Cherian George wrote: “Democracy requires the right to speak, and this is where the internet has come to the fore. But democracy also expects of citizens that we listen, to hear views different from our own, to negotiate and, if necessary, compromise. We need spaces for such deliberation and social conciliation.”
One of the important lessons that my wife and I learned was that we should do our best to avoid mentioning mistakes made in the past. What’s done is done, with we should apologize, accept and move on. It isn’t a healthy relationship if we keep harping on the past, because it is an albatross around our necks.

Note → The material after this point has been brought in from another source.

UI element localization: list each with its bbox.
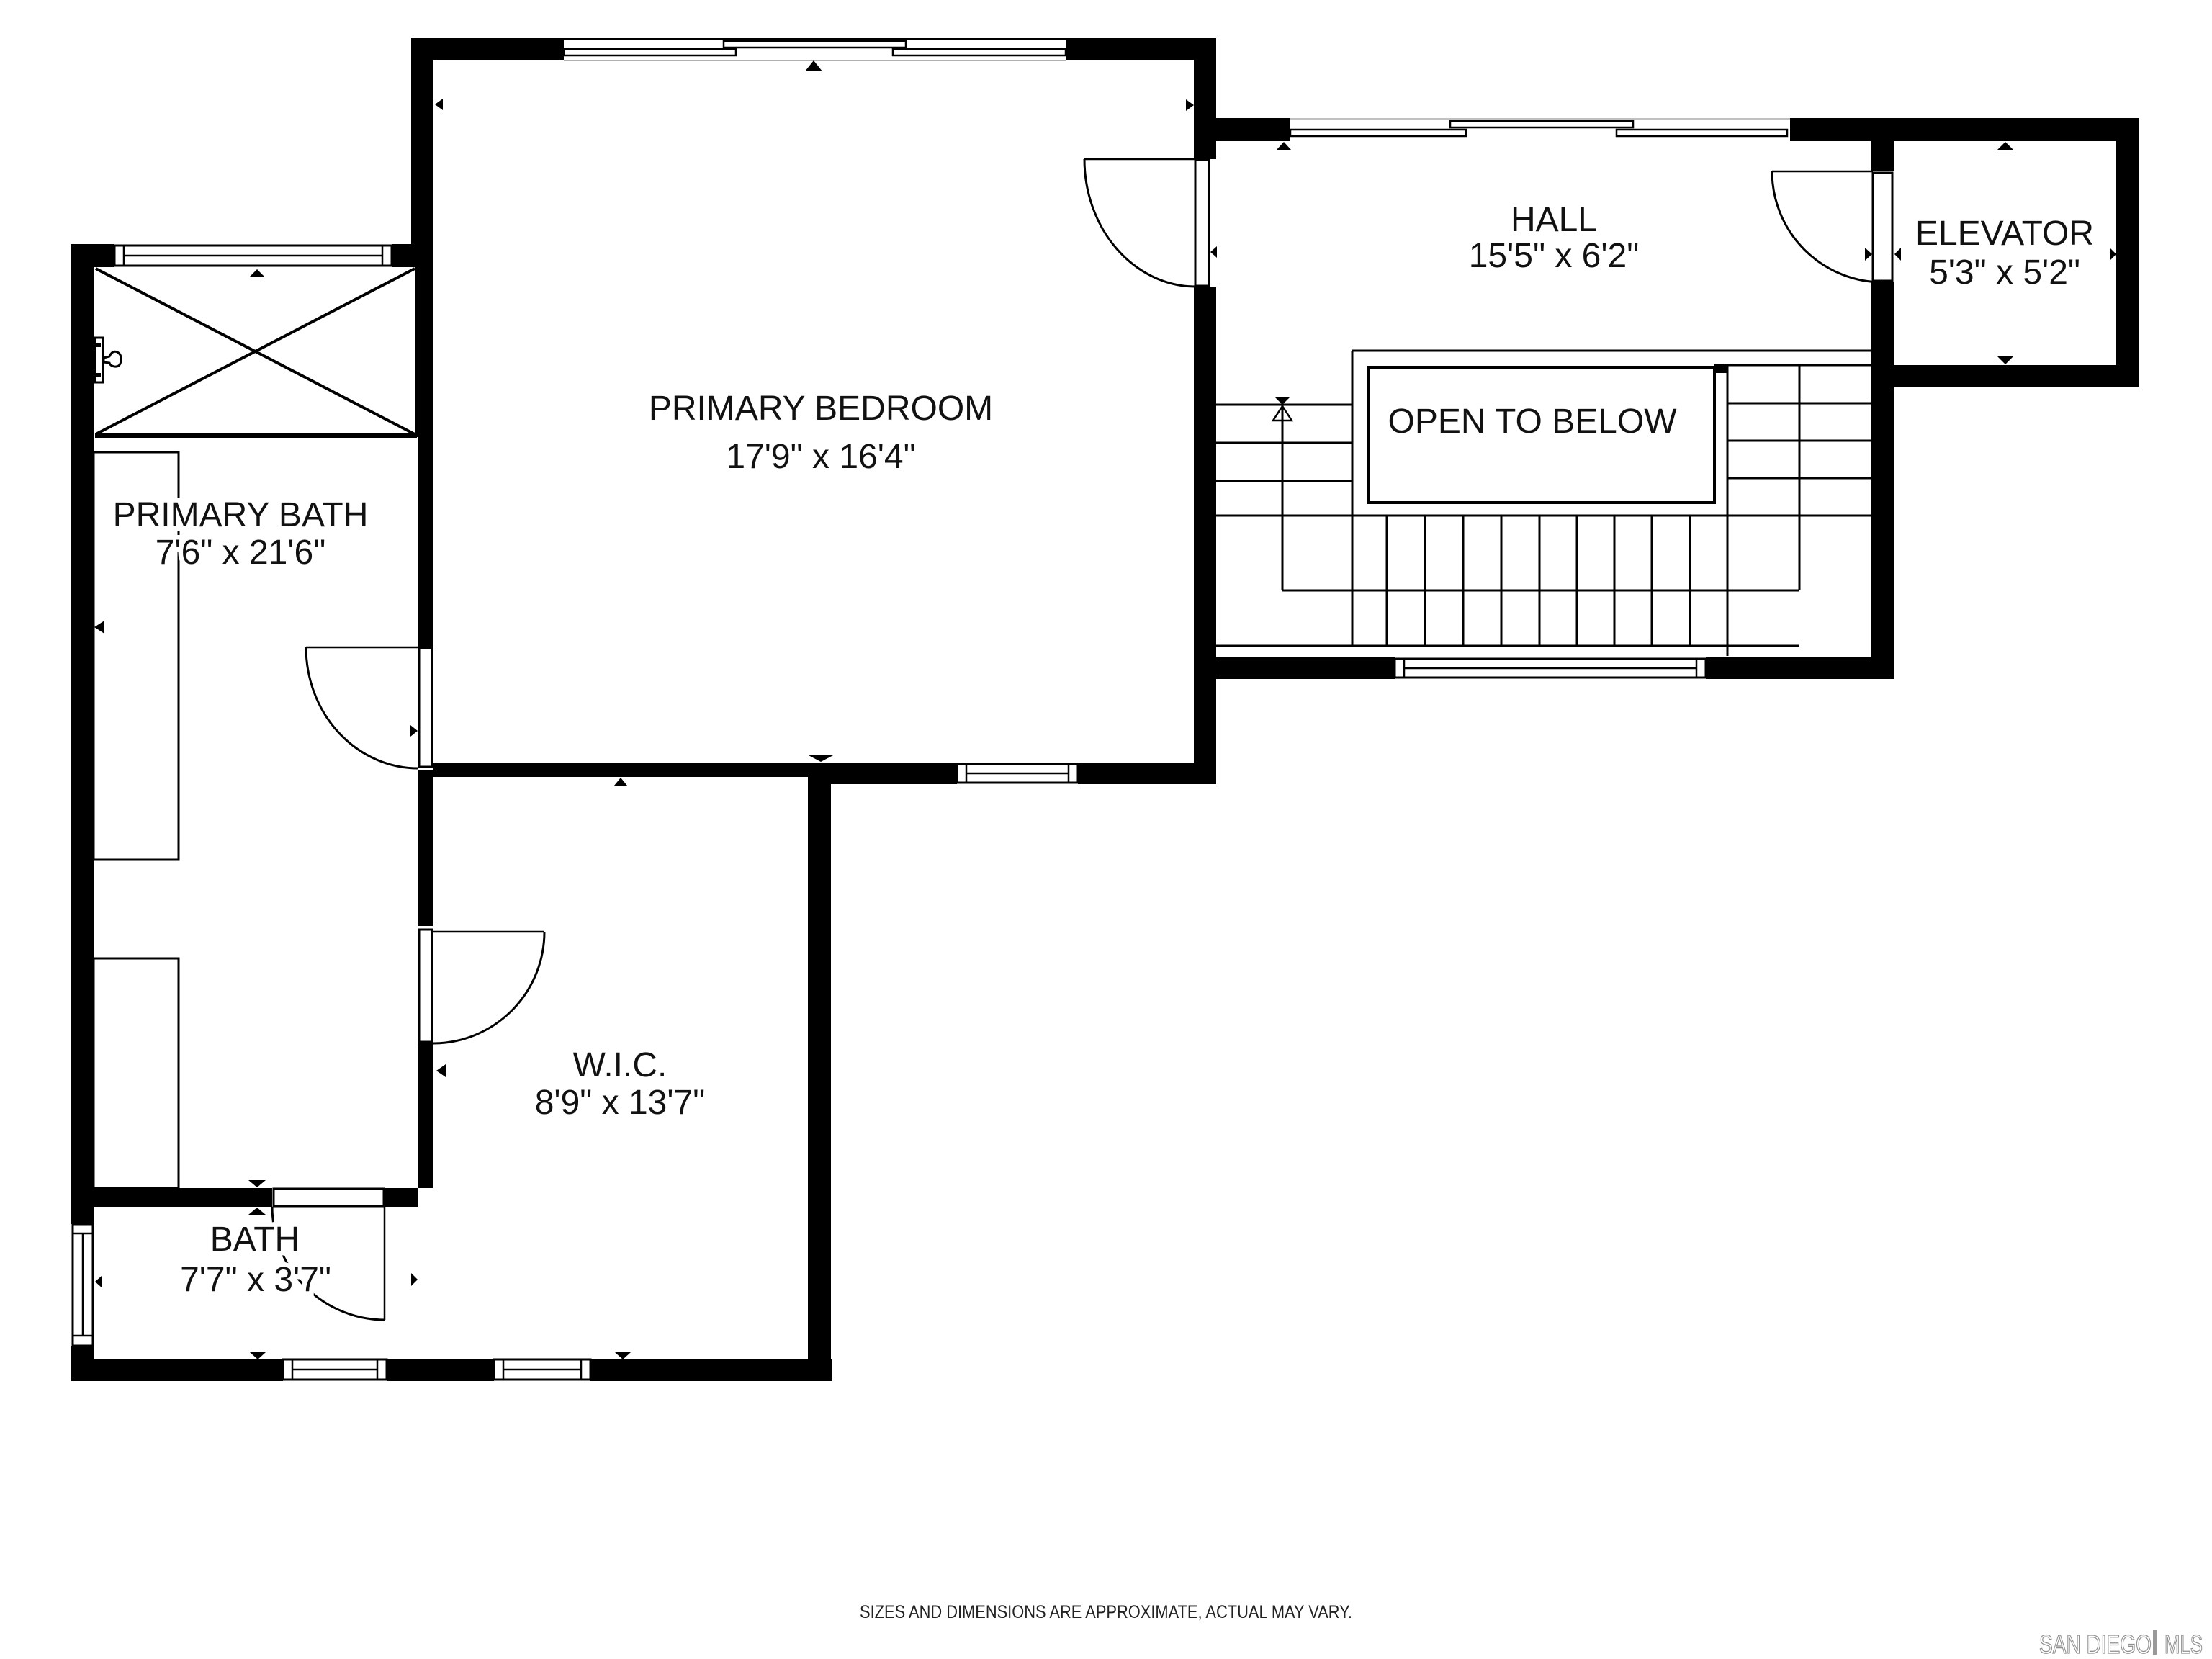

I implore everyone who is reading this to really think about the meaning of conversation and listening. A truly heartfelt engagement is a rare and precious thing, even amongst couples married for many years. It will be even more difficult between citizens and the government. But we owe it to ourselves to try to put our prejudices aside and have a real National Conversation. It is our Singapore, and we are in it together after all.